Commercial law firm Reynolds Porter Chamberlain LLP says that the average fine levied by the Information Commissioner’s Office rose 14% in the year since the introduction of GDPR, increasing from £125,000 in 2017/18 to £143,000 in 2018/19.
The UK regulator is beginning to assign fines at the maximum £500k for offenses that were previously under the Data Protection Act. According to the firm, the Information Commissioner’s Office is only “scratching the surface of its powers,” yet big fines may not be on the immediate horizon
RPC says that since the May 25, 2018 introduction of GDPR, the ICO appears to becoming more willing to levy bigger fines, especially in high-profile cases of data breaches and misuse.
In the year since GDPR was introduced, the ICO has levied a fine of £500,000 on two separate occasions, having never done so previously. This is the maximum fine the regulator was allowed to levy, as the incidents took place under the previous Data Protection Act of 1998.
GDPR gives the ICO the power to fine businesses up to a maximum of €20m or 4% of global turnover for the most serious data protection incidents.
The law firm expects any increase in the size of ICO fines to be gradual, and to come in response to major breaches of personal information. “The ICO has already begun to ratchet up the value of fines, and it has barely scratched the surface of its powers,” said Richard Breavington, partner at RPC. “The first large-scale loss or misuse of individuals’ data under GDPR will be an important ‘test case’ for the ICO, which will show us how far the regulator is prepared to go in using its new powers – this is a key area to watch."
“However, we don’t expect to see blockbuster €20m fines being levied in the near future. So far the regulator has only started to hit businesses with the £500,000 maximum fine for breaches under the old Data Protection Act,” Breavington said.
Higher GDPR fines aren’t the only outcome the law firm identified since the implementation of GDPR, nor the first. Late last year the firm said that the launch of GDPR also spiked whistle-blower reports made to the Information Commissioner’s Office.
According to the firm, there were 82 whistle-blower reports made to the Information Commissioner’s Office in the three months following GDPR coming into force on May 25 2018, up from the 31 whistle-blower remade in the previous three months.
RPC explained that the Information Commissioner’s Office is actively soliciting whistle-blowers to come forward with any information. This is, of course, increasing the risk of any non-compliant activity at businesses being investigated.
According to RPC, Whistle-blower testimony was an important part of the Cambridge Analytica case. “As a result of new GDPR regulations and greater media exposure, individuals are now more aware of their responsibilities and willing to become a whistle-blower over data protection rights concerns,” the firm said.
Under GDPR, the cap on each individual fine for a breach is €20 million (roughly £17.8 million) – or 4% of worldwide turnover — that’s more than 35 times the previous maximum of £500,000.
Recent research by RPC shows that the average value of a fine issued by the ICO has doubled to £146,000 in 2017-18, up from £73,000.
“Data breaches are now regularly headline news stories and that means more whistle-blowers coming forward.

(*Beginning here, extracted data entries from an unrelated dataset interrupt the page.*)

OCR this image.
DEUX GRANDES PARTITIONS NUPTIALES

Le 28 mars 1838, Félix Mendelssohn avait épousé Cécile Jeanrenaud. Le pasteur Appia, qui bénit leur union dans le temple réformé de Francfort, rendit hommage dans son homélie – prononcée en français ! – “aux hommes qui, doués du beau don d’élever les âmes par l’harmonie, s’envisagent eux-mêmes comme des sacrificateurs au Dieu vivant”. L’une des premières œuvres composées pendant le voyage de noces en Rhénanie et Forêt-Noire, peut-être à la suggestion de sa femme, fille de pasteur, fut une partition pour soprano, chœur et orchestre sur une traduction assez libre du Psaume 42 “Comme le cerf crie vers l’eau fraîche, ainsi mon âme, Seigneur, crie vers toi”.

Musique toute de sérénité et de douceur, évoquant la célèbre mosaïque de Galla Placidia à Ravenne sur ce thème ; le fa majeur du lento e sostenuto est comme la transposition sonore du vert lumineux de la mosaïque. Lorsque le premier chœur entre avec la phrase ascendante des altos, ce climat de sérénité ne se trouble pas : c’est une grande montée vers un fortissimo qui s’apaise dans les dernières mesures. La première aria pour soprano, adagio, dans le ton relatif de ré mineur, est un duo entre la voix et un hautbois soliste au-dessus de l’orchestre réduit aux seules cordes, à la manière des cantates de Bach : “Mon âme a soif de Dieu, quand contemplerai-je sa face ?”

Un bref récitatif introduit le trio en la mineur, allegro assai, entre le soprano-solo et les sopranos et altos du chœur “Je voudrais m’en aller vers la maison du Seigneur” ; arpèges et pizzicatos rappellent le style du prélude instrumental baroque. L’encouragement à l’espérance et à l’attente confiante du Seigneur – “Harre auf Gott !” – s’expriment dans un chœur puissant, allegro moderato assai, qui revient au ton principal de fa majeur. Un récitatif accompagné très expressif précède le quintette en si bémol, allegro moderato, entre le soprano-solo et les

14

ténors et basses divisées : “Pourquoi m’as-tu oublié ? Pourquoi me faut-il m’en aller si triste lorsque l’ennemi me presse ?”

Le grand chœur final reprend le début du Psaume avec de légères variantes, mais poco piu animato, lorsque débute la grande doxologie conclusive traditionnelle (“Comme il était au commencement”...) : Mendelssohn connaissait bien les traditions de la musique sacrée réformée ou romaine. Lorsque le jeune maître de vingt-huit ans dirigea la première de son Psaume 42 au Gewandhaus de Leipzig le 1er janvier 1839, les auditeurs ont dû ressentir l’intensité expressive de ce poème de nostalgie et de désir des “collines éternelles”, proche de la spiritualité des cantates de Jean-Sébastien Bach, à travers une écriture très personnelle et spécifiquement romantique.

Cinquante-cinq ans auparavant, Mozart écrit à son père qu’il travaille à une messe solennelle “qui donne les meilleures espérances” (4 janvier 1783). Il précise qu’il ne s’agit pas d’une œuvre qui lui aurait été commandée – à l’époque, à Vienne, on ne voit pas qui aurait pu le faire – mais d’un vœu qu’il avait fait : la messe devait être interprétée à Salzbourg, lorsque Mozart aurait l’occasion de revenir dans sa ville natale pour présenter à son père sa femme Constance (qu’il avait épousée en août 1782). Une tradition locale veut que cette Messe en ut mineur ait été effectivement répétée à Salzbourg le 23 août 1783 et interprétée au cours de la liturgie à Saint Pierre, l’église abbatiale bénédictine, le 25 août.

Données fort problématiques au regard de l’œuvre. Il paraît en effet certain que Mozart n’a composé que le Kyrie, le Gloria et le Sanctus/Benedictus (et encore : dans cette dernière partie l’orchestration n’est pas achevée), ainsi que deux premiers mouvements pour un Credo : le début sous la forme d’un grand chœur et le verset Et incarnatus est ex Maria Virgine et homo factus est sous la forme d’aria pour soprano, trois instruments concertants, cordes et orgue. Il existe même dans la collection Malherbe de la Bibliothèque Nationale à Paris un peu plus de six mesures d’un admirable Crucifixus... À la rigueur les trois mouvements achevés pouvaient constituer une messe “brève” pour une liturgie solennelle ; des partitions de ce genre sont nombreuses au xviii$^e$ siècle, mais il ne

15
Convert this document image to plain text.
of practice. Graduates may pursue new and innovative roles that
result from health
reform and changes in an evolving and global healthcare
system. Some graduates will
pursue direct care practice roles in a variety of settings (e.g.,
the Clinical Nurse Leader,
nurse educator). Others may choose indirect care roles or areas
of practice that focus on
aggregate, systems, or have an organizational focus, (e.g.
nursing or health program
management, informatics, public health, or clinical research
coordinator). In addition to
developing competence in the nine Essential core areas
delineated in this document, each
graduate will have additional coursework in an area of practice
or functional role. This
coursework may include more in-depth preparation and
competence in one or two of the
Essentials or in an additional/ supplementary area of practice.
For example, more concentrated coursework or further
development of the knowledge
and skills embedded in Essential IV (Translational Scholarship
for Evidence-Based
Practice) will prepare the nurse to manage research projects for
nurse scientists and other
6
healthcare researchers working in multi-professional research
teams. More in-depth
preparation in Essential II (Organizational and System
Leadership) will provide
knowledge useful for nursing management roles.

In recent years, data protection has become a major concern not just of Government and regulators, but also the general public. It is not just disgruntled employees who act as whistle-blowers, but genuinely concerned individuals,” said Breavington.
This month the Information Commissioner’s Office levied significant fines against the hotel chain Marriott and airline British Airways.
Earlier CNN reported that the hotel chain said “in a regulatory filing Tuesday that Britain's Information Commissioner's Office intends to impose a £99 million ($124 million) fine under the General Data Protection Regulation.”
“The regulator said that the penalty stems from a Marriott data breach that exposed 339 million guest records globally, including 30 million Europeans. Marriott has said the hack began in 2014 but was only discovered in November 2018, shortly before it reported the breach,” CNN reported.
The British Airways fine was £183.4 million ($230 million) for a breach that compromised data regarding 500,000 of its customers.